Andere vermuteten Phuong auf dem Weg nach Großbritannien. Die Insel ist seit Jahren der Traum von Vietnamesen, die schnell zu Geld kommen wollen. Dort blühen allerlei illegale Erwerbszweige. Doch ein dritter Hinweis war konkreter: Ein Unbekannter hatte auf Vietnamesisch auf ein Plakate geschmiert: »Ich habe sie gefunden. Aber ich sage nichts, damit ich sie länger benutzen kann.« Männliche Wichtigtuerei oder tatsächlich ein Hinweis auf eine Verschleppung in die Zwangsprostitution? Viel spricht für Letzteres, denn auf dem Plakat, das die Polizei inzwischen konfisziert hat, stand außerdem: »Hai Duong, Tuky«. Hai Duong ist der Name von Phuongs Heimatprovinz in Vietnam, Tuky der Name ihres Kreises.
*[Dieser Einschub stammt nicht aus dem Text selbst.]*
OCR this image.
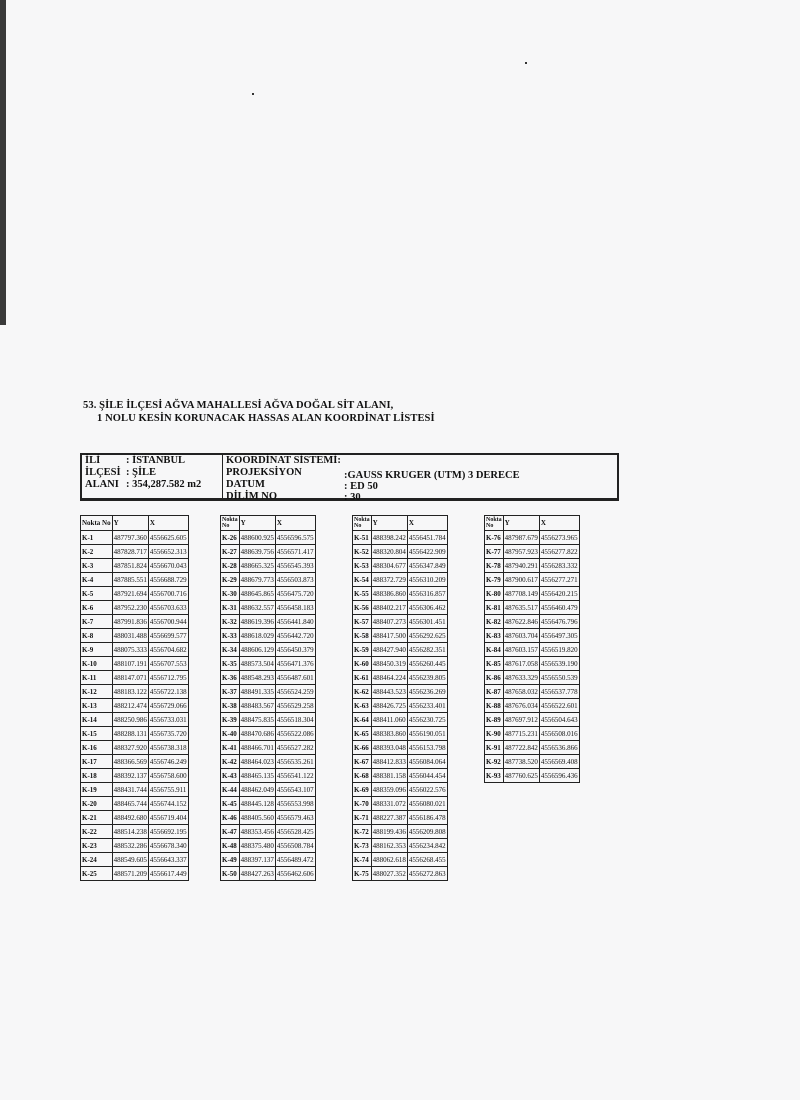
53. ŞİLE İLÇESİ AĞVA MAHALLESİ AĞVA DOĞAL SİT ALANI,
1 NOLU KESİN KORUNACAK HASSAS ALAN KOORDİNAT LİSTESİ
İLİ : İSTANBUL
İLÇESİ : ŞİLE
ALANI : 354,287.582 m2
KOORDİNAT SİSTEMİ:
PROJEKSİYON	:GAUSS KRUGER (UTM) 3 DERECE
DATUM	: ED 50
DİLİM NO	: 30
Nokta No	Y	X
K-1	487797.360	4556625.605
K-2	487828.717	4556652.313
K-3	487851.824	4556670.043
K-4	487885.551	4556688.729
K-5	487921.694	4556700.716
K-6	487952.230	4556703.633
K-7	487991.836	4556700.944
K-8	488031.488	4556699.577
K-9	488075.333	4556704.682
K-10	488107.191	4556707.553
K-11	488147.071	4556712.795
K-12	488183.122	4556722.138
K-13	488212.474	4556729.066
K-14	488250.986	4556733.031
K-15	488288.131	4556735.720
K-16	488327.920	4556738.318
K-17	488366.569	4556746.249
K-18	488392.137	4556758.600
K-19	488431.744	4556755.911
K-20	488465.744	4556744.152
K-21	488492.680	4556719.404
K-22	488514.238	4556692.195
K-23	488532.286	4556678.340
K-24	488549.605	4556643.337
K-25	488571.209	4556617.449
Nokta No	Y	X
K-26	488600.925	4556596.575
K-27	488639.756	4556571.417
K-28	488665.325	4556545.393
K-29	488679.773	4556503.873
K-30	488645.865	4556475.720
K-31	488632.557	4556458.183
K-32	488619.396	4556441.840
K-33	488618.029	4556442.720
K-34	488606.129	4556450.379
K-35	488573.504	4556471.376
K-36	488548.293	4556487.601
K-37	488491.335	4556524.259
K-38	488483.567	4556529.258
K-39	488475.835	4556518.304
K-40	488470.686	4556522.086
K-41	488466.701	4556527.282
K-42	488464.023	4556535.261
K-43	488465.135	4556541.122
K-44	488462.049	4556543.107
K-45	488445.128	4556553.998
K-46	488405.560	4556579.463
K-47	488353.456	4556528.425
K-48	488375.480	4556508.784
K-49	488397.137	4556489.472
K-50	488427.263	4556462.606
Nokta No	Y	X
K-51	488398.242	4556451.784
K-52	488320.804	4556422.909
K-53	488304.677	4556347.849
K-54	488372.729	4556310.209
K-55	488386.860	4556316.857
K-56	488402.217	4556306.462
K-57	488407.273	4556301.451
K-58	488417.500	4556292.625
K-59	488427.940	4556282.351
K-60	488450.319	4556260.445
K-61	488464.224	4556239.805
K-62	488443.523	4556236.269
K-63	488426.725	4556233.401
K-64	488411.060	4556230.725
K-65	488383.860	4556190.051
K-66	488393.048	4556153.798
K-67	488412.833	4556084.064
K-68	488381.158	4556044.454
K-69	488359.096	4556022.576
K-70	488331.072	4556080.021
K-71	488227.387	4556186.478
K-72	488199.436	4556209.808
K-73	488162.353	4556234.842
K-74	488062.618	4556268.455
K-75	488027.352	4556272.863
Nokta No	Y	X
K-76	487987.679	4556273.965
K-77	487957.923	4556277.822
K-78	487940.291	4556283.332
K-79	487900.617	4556277.271
K-80	487708.149	4556420.215
K-81	487635.517	4556460.479
K-82	487622.846	4556476.796
K-83	487603.704	4556497.305
K-84	487603.157	4556519.820
K-85	487617.058	4556539.190
K-86	487633.329	4556550.539
K-87	487658.032	4556537.778
K-88	487676.034	4556522.601
K-89	487697.912	4556504.643
K-90	487715.231	4556508.016
K-91	487722.842	4556536.866
K-92	487738.520	4556569.408
K-93	487760.625	4556596.436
Bei den deutschen Behörden hat sie andere Angaben zu ihrer Herkunft gemacht. Wer das geschmiert hat, muss sie gekannt haben. Peter M. ahnt nur, wie schwer die Suche der Polizei nach Menschen ist, die Phuong gekannt haben. Wer zugibt, sie hier beherbergt oder beköstigt zu haben, bevor sie ihren Asylantrag gestellt hatte, kann sich strafbar gemacht haben: wegen Beihilfe zum illegalen Aufenthalt. Ohne ihren Spuren in Deutschland nachzugehen, kann Phuong aber kaum befreit werden. Falls sie noch lebt.